Fin de la déduction fiscale des intérêts d'emprunt programmée ... Dépêchez-vous d'acheter !
Big bang pour les futurs propriétaires. Une
seule mesure destinée aux "classes moyennes" remplacera les aides
actuelles.
Faire davantage avec moins d'argent. Voilà le
pari de Benoist Apparu, postulant au rang de meilleur élève de la rigueur
budgétaire. Le jeune (40 ans) secrétaire d'Etat chargé du Logement prépare une
coupe assumée de 1,5 milliard d'euros dans une enveloppe d'aides évaluée à 7
milliards. Il y aura moins de moyens financiers mais plus d'achats de
logements, promet-il: "Nous pouvons être beaucoup plus efficaces." Le
"coup de rabot" rétrécit aussi les tuyaux irriguant le logement
social et celui des étudiants. L'objectif politique est intact, faire de la
France "un pays de propriétaires". 57 % des Français possèdent leur
logement (66 % en moyenne en Europe).
Une promesse de campagne sacrifée sur l'autel
de la rigueur
Pour tenir son pari, le secrétaire d'Etat
réalise une prouesse politique. Il a obtenu la suppression d'une mesure phare
de Nicolas Sarkozy. La déduction fiscale des intérêts d'emprunt va disparaître.

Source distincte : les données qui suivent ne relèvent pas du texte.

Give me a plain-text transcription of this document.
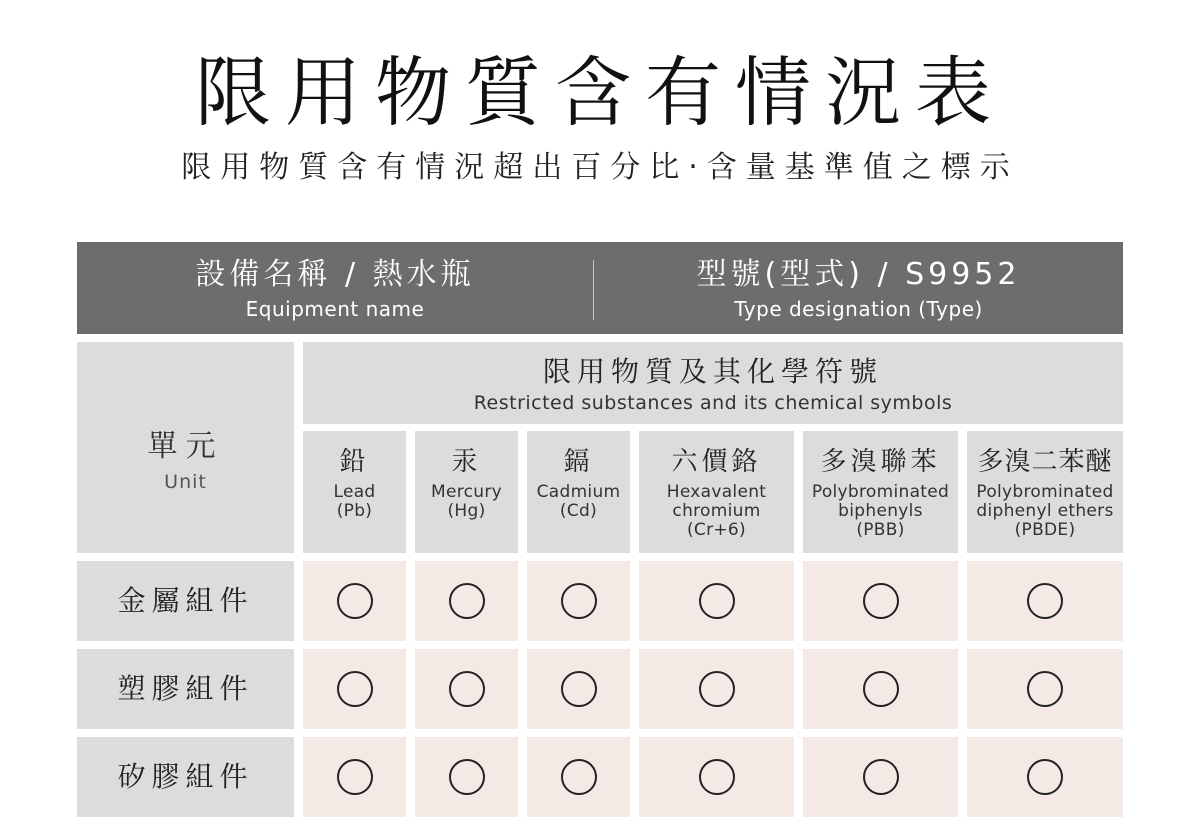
限用物質含有情況表
限用物質含有情況超出百分比‧含量基準值之標示
設備名稱 / 熱水瓶
Equipment name
型號(型式) / S9952
Type designation (Type)
單元
Unit
限用物質及其化學符號
Restricted substances and its chemical symbols
鉛
Lead
(Pb)
汞
Mercury
(Hg)
鎘
Cadmium
(Cd)
六價鉻
Hexavalent
chromium
(Cr+6)
多溴聯苯
Polybrominated
biphenyls
(PBB)
多溴二苯醚
Polybrominated
diphenyl ethers
(PBDE)
金屬組件
塑膠組件
矽膠組件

Promesse de campagne, inscrite dans la loi Tepa de 2007, elle est sacrifiée sur
l'autel de la rigueur. Son coût a atteint 1,5 milliard d'euros, certes en deçà
des prévisions affichées lors du vote de la loi. Mais il aurait grimpé à 3
milliards d'euros l'an prochain. Trop cher, pas assez ciblé. "Cette mesure
rend du pouvoir d'achat aux ménages mais elle ne compte pas pour les banques au
moment d'octroyer un prêt", argumente Benoist Apparu. Compte tenu du
calendrier des impôts, l'avantage fiscal n'est obtenu qu'en septembre de
l'année suivante.
En outre, l'actuel prêt à taux zéro (dont le
coût pour l'Etat a été multiplié par trois en trois ans) et le "pass
foncier" (qui permet aux foyers modestes de séparer l'achat du logement de
celui du terrain) passent aussi à la trappe. Benoist Apparu va remplacer ces
dispositifs par une mesure unique. Un chèque de l'Etat complétera l'apport
personnel de l'acquéreur. Il devra être intégré par les banques dans le ratio
de solvabilité. Son montant, qui sera arbitré en août, tiendra compte des
revenus et de la composition de la famille. L'objectif est de bénéficier
"aux classes moyennes". "Nous devons les résolvabiliser. En
quinze ans, les prix de l'immobilier ont été multipliés par 2,6 mais les
revenus par 1,5", dit le secrétaire d'Etat. Les plus aisés feraient donc
les frais de cette refonte.
"Les PEL ne font pas un propriétaire de
plus"
Le nouveau dispositif sera régionalisé, comme
certaines aides fiscales qui dépendent d'un découpage administratif. Dans la
zone A aux coûts élevés (Paris, sa banlieue, la Savoie et la Côte d'Azur), la
somme sera plus favorable au neuf qu'à l'ancien. Dans la zone C (petites villes
et villages) elle sera identique. D'autres mesures seraient retouchées sans
toutefois être refondues.
Les Plans d'épargne logement (PEL) font
l'objet d'une étude approfondie. "Ils coûtent 2 milliards d'euros par an
mais ils ne font pas un propriétaire de plus", souligne le secrétaire
d'Etat. Les banques voient d'un mauvais ?il la remise en cause de ce matelas
(170 milliards d'euros dans leurs bilans). Par ailleurs, l'Aide personnalisée
au logement pour les acquéreurs (dite « APL accession ») pourrait aussi être
ajustée, mais son principe est réaffirmé.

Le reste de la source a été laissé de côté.